A common argument against an increase is that it can cause some people to either lose their job, or not get hired in the first place.  If some employers are forced to pay more, they might demand laborers with more skill, hanging the less-skilled potential worker out to dry.  Imagine that it happened to you.  Suppose you just graduated from college and are sending out applications and expecting to make about $40,000 per year, when some politician declares that those in your line of work must be paid no less than $50,000 to start.  Isn't it at least plausible that your would-be employers would want someone with more experience?  If you were the employer, what would you do?

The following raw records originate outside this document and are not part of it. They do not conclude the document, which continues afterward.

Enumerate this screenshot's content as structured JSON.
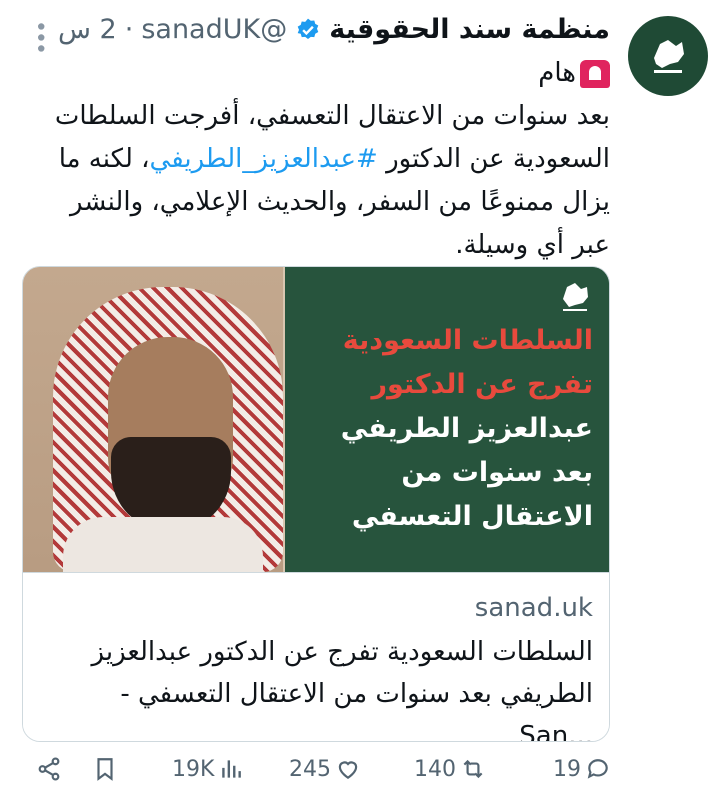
{
  "author": {
    "name": "منظمة سند الحقوقية",
    "handle": "@sanadUK",
    "separator": "·",
    "time": "2 س"
  },
  "tweet": {
    "label": "هام",
    "text_before": "بعد سنوات من الاعتقال التعسفي، أفرجت السلطات السعودية عن الدكتور ",
    "hashtag": "#عبدالعزيز_الطريفي",
    "text_after": "، لكنه ما يزال ممنوعًا من السفر، والحديث الإعلامي، والنشر عبر أي وسيلة."
  },
  "card": {
    "overlay_line1": "السلطات السعودية",
    "overlay_line2": "تفرج عن الدكتور",
    "overlay_line3": "عبدالعزيز الطريفي",
    "overlay_line4": "بعد سنوات من",
    "overlay_line5": "الاعتقال التعسفي",
    "domain": "sanad.uk",
    "title_line1": "السلطات السعودية تفرج عن الدكتور عبدالعزيز",
    "title_line2": "الطريفي بعد سنوات من الاعتقال التعسفي - ...San"
  },
  "actions": {
    "views": "19K",
    "likes": "245",
    "retweets": "140",
    "replies": "19"
  },
  "icons": [
    "more-icon",
    "verified-icon",
    "siren-icon",
    "share-icon",
    "bookmark-icon",
    "views-icon",
    "like-icon",
    "retweet-icon",
    "reply-icon"
  ],
  "colors": {
    "link": "#1d9bf0",
    "verified": "#1d9bf0",
    "panel_green": "#27543d",
    "overlay_red": "#e84a3d"
  }
}
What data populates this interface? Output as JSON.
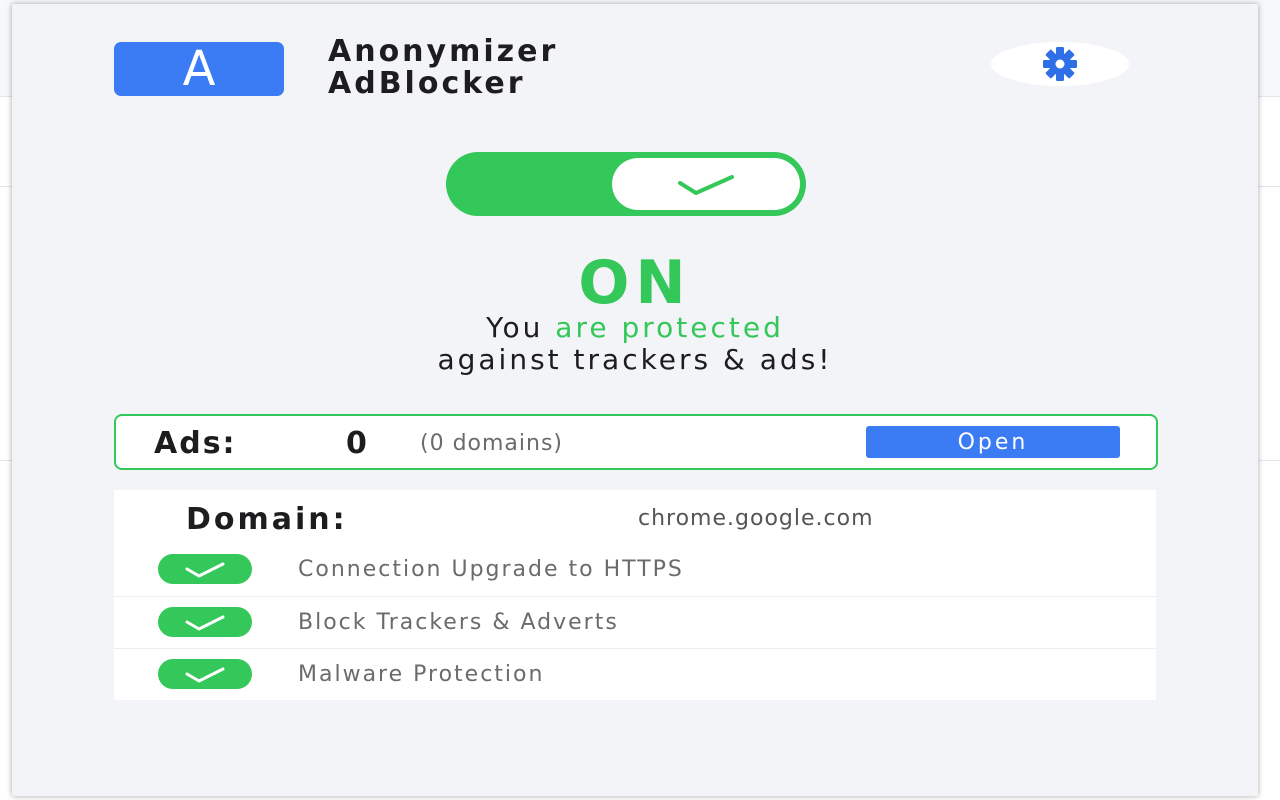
{
  "app": {
    "logo_letter": "A",
    "title_line1": "Anonymizer",
    "title_line2": "AdBlocker"
  },
  "settings": {
    "icon": "gear-icon"
  },
  "protection": {
    "toggle_on": true,
    "state_label": "ON",
    "tagline_prefix": "You ",
    "tagline_highlight": "are protected",
    "tagline_line2": "against trackers & ads!"
  },
  "ads": {
    "label": "Ads:",
    "count": "0",
    "domains_text": "(0 domains)",
    "open_label": "Open"
  },
  "domain": {
    "label": "Domain:",
    "value": "chrome.google.com"
  },
  "features": [
    {
      "label": "Connection Upgrade to HTTPS",
      "enabled": true
    },
    {
      "label": "Block Trackers & Adverts",
      "enabled": true
    },
    {
      "label": "Malware Protection",
      "enabled": true
    }
  ],
  "colors": {
    "accent_green": "#34c759",
    "accent_blue": "#3b7cf5",
    "popup_bg": "#f3f4f8"
  }
}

Another case against the forced wage raise is that employers might adjust for having to pay for the increase by either raising the prices of the goods/services they provide, or by purchasing less of other goods/services they need to make their business run.  A landscaping company, for example, might have less to spend on gas and equipment maintenance if it is forced to spend more money on its workers.  This phenomenon is especially true for businesses that rely most heavily on human labor, or for less-established companies that operate at the fringes of viability.  A mandated increase in wages might force such companies to either close their doors or never get the chance to exist in the first place.  Is it inconceivable?

No, it's not inconceivable.  It very well might not happen that way at all.....then again, it might.  And therein lies the real reason for abolishing the minimum wage- the outcome is unknowable for the individuals involved, and the dictates are coming from the people who are the farthest removed from those who will be most affected.

I'll be the first to admit that raising the minimum wage can cause some people to be better off that they were before.  No dispute there- after all, no politician raves about a new policy that *isn't* designed to buy votes from its intended beneficiaries.  But it can just as easily cause others to be worse off.  To identify all the particular winners and losers in advance (let alone the degrees to which they win or lose) is impossible, even to the people who favor the wage raise.  The best we can say about fiddling with the minimum wage is that it will cause tradeoffs within the economy with some people coming out ahead and others not.  The end result can't be held to be any better or worse in aggregate, just different.  All the political class is interested in is whether the net result will benefit them when the next election comes.

Why not raise the wage to $20 per hour?  Or $100?  The usual answer to this is that, past some point, it obviously becomes absurd or impractical.  And that's true, it does indeed become absurd.  But when?  By what metric?  How is that to be decided?  Do Dennis Kucinich and Jesse Jackson Jr. know what it "should" be?  Do they know which wages are "best" and for whom?  Was any analysis attempted which arrived at the $10 figure, or did they go with it because it's just an appealing number?  It's not even pretended to be something that was arrived at by any sort of calculation.  They just made it up.

What really bothers me is the arrogance that politicians display when they, with their amazing pay and pension and benefits (for life), insist on imposing their will on the rest of the country as though it's their job.  In this case, the arrogance comes in the form of saying that no task, regardless of how little effort or skill it takes to carry out, is conceivably worth less than ten dollars per hour.  Absolutely nothing.  Bagging groceries, watering plants, cleaning windows, picking weeds, etc.- either you're paying at least $10 an hour, or you're committing a crime.  Do you own a small business in the inner city and want to pay some kid to keep the shelves faced and bag groceries for $7.50 an hour?  Maybe $9.99?  Unless you have enough firepower to keep the police away, you better not let the labor department find out about it.  Considering that governments have shut down curbside lemonade stands for health safety issues, the example is not farfetched.

So when I reject the idea of a minimum wage, I do so not because I'm a 1% sympathizer or because I like exploiting workers, but because of my conviction that no politician has the right to use force to impose arbitrary rules on everyone else in the futile pursuit of what he thinks is best.  Nobody should have the right to say who works for how much except the two parties involved.  It's a private issue.  And until one side is being defrauded or lied to, government simply has no legitimate role to play.